Most radio stations only played the most blandest junk music, even from great artists. Seems they would rotate the top 3 songs even from the absolute most popular musicians. I must have heard Fear of the Dark by Iron Maiden >500 times on the rock stations in Stockholm. The Prowler? 0. Maybe some 3am DJ could play some cool songs on occasion, like you said.
There was always very little variety.
The station wasn’t something I was particularly into but nobody is doing that to listen to Clearchannel crap.
A local example is "Easy 104.1" here in Reno. I stumbled on it by complete accident about a month ago, and after said month's worth of daily listening I haven't heard a single song played twice. Everything from funk to R&B to alternative rock to adult contemporary to new wave and everything in between, from the 1960's to the 2000's. Songs I've never heard before, songs I've last heard years ago, songs that I last heard yesterday. Loreena McKennitt's "The Mummers' Dance" came on today and that's a song that'd been playing in my head for multiple decades with no idea whatsoever what it's called or any of the words in it (eliminating any possibility of looking it up); now I've finally found it thanks to some random radio station that plays everything that the other stations don't. And if that ain't enough, the "commercial breaks" usually are just one commercial - or hell, often half of a commercial.
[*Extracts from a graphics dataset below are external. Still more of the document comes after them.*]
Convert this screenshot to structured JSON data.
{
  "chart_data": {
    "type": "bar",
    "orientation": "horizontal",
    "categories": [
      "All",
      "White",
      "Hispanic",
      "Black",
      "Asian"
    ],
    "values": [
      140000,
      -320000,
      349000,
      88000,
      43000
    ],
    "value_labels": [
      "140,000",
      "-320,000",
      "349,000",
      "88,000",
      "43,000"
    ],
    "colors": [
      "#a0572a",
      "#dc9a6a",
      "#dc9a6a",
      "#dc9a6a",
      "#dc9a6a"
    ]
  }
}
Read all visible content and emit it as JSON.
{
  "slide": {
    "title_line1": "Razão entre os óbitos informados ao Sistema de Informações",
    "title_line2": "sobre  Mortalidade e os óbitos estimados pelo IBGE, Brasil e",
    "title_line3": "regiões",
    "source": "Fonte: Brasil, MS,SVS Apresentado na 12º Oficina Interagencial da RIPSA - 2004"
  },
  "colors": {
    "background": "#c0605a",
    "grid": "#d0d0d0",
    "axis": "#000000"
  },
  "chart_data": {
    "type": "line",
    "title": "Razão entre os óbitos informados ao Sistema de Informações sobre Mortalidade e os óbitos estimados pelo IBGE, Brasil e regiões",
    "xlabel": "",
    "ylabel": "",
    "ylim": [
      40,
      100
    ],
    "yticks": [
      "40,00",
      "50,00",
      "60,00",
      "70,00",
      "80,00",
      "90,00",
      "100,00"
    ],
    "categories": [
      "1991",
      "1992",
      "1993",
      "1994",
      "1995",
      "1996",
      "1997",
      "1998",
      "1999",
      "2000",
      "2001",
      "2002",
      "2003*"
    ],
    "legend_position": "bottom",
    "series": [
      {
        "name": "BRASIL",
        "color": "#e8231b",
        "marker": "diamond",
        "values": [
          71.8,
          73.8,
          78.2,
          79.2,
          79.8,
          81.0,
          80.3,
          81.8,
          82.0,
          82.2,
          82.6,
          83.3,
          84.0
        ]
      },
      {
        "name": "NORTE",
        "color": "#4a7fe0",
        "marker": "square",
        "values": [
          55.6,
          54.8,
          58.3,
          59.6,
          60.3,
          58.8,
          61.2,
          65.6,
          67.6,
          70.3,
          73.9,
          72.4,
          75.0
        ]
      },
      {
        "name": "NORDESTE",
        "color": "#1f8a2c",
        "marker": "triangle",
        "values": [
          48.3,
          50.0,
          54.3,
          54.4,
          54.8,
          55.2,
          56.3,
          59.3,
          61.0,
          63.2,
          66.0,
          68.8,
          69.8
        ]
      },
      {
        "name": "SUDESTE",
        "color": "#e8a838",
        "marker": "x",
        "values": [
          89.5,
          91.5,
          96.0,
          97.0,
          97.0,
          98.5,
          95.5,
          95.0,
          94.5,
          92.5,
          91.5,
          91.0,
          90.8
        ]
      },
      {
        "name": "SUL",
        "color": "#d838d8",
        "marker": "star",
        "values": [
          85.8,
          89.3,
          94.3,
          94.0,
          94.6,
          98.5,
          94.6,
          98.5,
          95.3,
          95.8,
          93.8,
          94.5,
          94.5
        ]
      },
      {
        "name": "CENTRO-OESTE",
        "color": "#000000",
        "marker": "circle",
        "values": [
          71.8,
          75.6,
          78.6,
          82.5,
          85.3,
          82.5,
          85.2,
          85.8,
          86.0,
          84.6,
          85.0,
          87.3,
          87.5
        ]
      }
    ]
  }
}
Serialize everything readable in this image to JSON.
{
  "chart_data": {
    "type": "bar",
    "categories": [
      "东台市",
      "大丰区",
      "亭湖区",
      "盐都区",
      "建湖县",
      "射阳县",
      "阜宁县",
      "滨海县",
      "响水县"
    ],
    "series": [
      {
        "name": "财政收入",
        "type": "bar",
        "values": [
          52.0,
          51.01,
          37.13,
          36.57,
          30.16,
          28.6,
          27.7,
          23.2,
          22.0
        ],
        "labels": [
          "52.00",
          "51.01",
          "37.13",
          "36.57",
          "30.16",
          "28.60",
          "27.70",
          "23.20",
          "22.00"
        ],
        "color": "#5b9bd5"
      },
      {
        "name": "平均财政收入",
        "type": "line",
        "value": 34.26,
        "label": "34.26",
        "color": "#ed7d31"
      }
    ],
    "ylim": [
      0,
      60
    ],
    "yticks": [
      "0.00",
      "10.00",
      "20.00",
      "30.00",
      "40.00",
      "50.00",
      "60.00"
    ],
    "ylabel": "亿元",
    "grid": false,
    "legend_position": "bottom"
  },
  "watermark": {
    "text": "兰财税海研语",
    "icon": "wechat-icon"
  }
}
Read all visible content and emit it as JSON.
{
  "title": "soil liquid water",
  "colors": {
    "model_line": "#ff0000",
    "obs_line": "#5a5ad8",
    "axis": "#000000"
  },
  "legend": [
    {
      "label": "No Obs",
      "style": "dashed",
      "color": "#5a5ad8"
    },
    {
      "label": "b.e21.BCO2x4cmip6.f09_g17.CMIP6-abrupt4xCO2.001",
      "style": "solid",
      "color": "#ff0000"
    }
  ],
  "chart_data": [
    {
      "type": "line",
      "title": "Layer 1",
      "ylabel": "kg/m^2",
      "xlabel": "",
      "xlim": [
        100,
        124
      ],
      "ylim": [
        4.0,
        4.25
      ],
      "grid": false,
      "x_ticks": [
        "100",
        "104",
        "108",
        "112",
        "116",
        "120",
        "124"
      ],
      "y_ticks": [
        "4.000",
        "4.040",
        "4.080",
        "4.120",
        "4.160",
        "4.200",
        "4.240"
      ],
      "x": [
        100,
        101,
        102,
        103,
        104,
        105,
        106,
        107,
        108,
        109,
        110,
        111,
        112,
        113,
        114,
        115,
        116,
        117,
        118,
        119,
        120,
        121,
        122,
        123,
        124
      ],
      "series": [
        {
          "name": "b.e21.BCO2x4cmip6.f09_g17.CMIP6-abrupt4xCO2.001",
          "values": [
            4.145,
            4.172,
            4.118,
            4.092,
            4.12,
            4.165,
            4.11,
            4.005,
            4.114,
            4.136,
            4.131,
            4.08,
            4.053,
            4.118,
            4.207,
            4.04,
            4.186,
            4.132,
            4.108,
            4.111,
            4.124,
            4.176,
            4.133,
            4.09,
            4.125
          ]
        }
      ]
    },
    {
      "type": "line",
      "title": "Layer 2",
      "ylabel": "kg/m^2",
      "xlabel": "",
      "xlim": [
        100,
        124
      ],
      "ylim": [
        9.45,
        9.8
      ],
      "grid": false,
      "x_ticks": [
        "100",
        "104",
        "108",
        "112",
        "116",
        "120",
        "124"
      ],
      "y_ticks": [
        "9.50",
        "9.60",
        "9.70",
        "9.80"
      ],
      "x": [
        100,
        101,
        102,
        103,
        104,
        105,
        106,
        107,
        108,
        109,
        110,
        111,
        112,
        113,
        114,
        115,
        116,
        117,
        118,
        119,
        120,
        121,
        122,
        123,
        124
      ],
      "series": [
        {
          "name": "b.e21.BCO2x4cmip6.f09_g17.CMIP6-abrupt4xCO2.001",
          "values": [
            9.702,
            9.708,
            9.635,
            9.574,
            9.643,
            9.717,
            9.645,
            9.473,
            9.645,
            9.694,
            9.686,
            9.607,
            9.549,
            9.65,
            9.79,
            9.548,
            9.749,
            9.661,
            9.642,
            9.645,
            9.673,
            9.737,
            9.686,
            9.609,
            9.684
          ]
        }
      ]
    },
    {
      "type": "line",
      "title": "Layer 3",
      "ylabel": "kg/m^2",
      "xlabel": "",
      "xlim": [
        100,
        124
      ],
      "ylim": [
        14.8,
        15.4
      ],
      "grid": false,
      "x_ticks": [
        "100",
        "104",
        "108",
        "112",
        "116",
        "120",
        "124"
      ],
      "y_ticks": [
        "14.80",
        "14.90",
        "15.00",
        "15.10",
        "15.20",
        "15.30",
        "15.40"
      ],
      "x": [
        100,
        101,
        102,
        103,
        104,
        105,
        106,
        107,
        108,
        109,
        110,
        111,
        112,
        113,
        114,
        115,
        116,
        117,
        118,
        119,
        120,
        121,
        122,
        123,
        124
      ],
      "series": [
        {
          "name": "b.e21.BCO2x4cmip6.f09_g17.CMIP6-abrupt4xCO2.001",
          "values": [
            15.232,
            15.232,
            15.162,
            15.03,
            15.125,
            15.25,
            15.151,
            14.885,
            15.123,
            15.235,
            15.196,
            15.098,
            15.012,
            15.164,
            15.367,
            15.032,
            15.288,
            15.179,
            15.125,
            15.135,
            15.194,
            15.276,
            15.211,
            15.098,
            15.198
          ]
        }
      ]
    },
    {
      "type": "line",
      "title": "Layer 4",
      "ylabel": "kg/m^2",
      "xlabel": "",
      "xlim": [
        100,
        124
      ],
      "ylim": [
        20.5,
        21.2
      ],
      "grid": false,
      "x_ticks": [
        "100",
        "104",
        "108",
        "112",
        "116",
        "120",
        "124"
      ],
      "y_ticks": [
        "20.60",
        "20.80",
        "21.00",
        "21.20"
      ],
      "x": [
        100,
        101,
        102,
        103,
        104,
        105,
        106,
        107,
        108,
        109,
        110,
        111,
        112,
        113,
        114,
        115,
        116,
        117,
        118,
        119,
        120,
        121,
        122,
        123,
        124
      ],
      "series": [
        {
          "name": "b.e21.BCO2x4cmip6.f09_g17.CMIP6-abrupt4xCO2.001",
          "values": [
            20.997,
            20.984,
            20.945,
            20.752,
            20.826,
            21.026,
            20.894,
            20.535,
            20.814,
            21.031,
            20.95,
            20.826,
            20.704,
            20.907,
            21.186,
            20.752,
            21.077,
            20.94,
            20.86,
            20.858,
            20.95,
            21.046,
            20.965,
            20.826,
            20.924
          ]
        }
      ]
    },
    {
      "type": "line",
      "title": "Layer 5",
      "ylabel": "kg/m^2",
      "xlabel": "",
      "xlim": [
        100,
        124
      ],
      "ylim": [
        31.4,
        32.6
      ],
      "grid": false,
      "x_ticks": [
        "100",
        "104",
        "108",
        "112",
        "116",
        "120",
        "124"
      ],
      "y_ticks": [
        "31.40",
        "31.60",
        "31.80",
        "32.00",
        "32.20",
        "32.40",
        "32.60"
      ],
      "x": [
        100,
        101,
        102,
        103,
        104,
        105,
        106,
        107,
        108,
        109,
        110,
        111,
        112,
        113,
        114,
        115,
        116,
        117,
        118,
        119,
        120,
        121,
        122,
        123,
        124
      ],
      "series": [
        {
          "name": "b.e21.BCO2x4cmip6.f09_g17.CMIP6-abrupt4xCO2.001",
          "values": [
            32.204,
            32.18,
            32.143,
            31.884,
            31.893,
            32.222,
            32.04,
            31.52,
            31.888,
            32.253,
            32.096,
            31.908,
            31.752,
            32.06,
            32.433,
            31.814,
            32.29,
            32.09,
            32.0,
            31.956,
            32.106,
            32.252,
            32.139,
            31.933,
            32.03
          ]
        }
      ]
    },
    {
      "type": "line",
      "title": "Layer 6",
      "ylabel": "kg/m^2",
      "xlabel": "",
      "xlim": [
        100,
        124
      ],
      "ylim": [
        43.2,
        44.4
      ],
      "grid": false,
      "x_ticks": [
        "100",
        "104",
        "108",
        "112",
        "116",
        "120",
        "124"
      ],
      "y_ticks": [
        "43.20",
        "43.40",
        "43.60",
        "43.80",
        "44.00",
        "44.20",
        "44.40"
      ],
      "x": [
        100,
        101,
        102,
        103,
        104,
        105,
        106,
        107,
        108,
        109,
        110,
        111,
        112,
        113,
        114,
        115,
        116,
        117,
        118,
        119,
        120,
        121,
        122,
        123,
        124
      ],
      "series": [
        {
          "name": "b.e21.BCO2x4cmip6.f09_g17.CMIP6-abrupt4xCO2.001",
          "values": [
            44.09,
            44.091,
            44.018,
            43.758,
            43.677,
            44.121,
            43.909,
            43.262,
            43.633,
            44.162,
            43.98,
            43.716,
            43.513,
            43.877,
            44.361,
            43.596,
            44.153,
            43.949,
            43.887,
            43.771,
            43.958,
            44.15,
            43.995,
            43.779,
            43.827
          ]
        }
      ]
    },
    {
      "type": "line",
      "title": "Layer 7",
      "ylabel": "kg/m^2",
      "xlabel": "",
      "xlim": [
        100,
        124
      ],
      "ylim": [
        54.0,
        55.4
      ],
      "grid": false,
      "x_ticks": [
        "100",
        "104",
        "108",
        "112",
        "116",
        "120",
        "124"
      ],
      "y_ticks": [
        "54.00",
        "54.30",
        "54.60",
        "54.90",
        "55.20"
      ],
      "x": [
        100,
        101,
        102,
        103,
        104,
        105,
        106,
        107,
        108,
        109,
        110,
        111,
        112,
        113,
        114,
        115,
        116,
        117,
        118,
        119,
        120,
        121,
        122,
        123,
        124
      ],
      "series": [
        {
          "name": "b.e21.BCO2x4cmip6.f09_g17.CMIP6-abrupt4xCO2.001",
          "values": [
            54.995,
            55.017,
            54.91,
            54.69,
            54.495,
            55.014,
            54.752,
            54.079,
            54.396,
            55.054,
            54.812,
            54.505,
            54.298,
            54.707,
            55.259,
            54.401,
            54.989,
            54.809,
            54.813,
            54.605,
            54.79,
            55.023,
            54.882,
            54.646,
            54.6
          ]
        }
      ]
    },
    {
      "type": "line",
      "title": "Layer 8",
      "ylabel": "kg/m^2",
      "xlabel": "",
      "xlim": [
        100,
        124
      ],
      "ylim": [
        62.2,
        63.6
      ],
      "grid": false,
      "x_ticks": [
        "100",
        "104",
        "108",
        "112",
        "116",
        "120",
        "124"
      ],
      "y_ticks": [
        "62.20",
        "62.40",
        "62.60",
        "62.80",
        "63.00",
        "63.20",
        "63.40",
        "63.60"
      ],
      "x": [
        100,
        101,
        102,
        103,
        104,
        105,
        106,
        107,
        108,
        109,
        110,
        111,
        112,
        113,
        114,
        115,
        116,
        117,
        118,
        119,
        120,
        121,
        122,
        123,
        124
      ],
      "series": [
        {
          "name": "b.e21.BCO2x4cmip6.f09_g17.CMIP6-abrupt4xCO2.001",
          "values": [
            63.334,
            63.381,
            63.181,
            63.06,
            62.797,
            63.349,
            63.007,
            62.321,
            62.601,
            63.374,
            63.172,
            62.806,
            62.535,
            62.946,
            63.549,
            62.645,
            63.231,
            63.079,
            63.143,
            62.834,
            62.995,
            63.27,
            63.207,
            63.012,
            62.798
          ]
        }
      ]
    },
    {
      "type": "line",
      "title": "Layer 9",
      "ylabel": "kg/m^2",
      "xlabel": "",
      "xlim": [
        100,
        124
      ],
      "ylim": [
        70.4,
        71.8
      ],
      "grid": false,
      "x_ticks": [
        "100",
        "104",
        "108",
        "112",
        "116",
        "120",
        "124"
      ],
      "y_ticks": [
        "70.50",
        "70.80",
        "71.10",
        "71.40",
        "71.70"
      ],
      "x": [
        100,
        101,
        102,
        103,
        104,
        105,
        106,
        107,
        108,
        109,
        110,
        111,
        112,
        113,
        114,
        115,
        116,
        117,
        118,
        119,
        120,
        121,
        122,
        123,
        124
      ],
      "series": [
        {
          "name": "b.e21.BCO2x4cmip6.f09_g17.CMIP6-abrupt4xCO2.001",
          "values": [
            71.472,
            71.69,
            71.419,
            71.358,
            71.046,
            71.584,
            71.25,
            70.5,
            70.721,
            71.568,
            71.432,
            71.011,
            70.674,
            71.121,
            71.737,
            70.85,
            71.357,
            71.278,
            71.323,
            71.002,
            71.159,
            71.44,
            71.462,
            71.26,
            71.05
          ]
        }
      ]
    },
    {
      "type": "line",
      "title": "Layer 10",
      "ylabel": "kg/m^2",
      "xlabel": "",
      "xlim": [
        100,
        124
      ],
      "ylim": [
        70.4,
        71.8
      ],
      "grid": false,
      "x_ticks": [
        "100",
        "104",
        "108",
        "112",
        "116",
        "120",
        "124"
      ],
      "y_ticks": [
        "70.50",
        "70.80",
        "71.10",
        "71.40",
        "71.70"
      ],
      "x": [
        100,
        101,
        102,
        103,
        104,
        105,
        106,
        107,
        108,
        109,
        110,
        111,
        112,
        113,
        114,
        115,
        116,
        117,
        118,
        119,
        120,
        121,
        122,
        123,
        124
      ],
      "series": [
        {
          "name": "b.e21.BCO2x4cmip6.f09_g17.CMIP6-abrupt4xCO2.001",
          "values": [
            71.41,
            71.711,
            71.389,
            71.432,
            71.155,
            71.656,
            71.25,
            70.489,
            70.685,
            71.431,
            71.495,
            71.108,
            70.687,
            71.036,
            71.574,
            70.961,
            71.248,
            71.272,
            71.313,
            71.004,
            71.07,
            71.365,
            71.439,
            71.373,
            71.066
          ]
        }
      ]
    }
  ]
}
Because of the way a lot of stuff around broadcasting works, a small-ish life insurance company ended up with a 100 kW FM station (along with their existing TV and AM stations), a lawsuit challenging their AM, FM, and TV licenses over their (implicitly and explicitly racist) behavior, and as a result, a bunch of very diverse DJ's, mostly in their 20s, with almost no oversight.
When the station was sold, the new owners immediately switched to country, which AFAIK it still is. The fact that local bands at the time wrote songs about it should give you a hint. Yes, the movie is a big late-Boomer/early-GenX reminiscence-fest, but there's a lot of interesting detail there. The DJ's partnered up with producers, bringing big shows to a relatively small city. Some started a record store. One ended up in charge of organizing group tours to concerts in near-ish cities (still 3 hours away in any direction) because, as he put it in the movie, he had a better weed connection than anyone else at the station and so could actually bring enough for everyone.
It sounds like you were listening to top 40 stations exclusively.
Gotta check out the good stuff, stations like KBCO in Colorado or any of the more local, music focused stations
By that metric, Spotify is actually doing better than they did, if memory serves.
The modern equivalent would be a curated stream, station, etc.
You could time-travel into the future by moving your radii from somewhere else to a musical cultural center like New York or Seattle. People would pay for subscription services to listen to radio stations from those areas.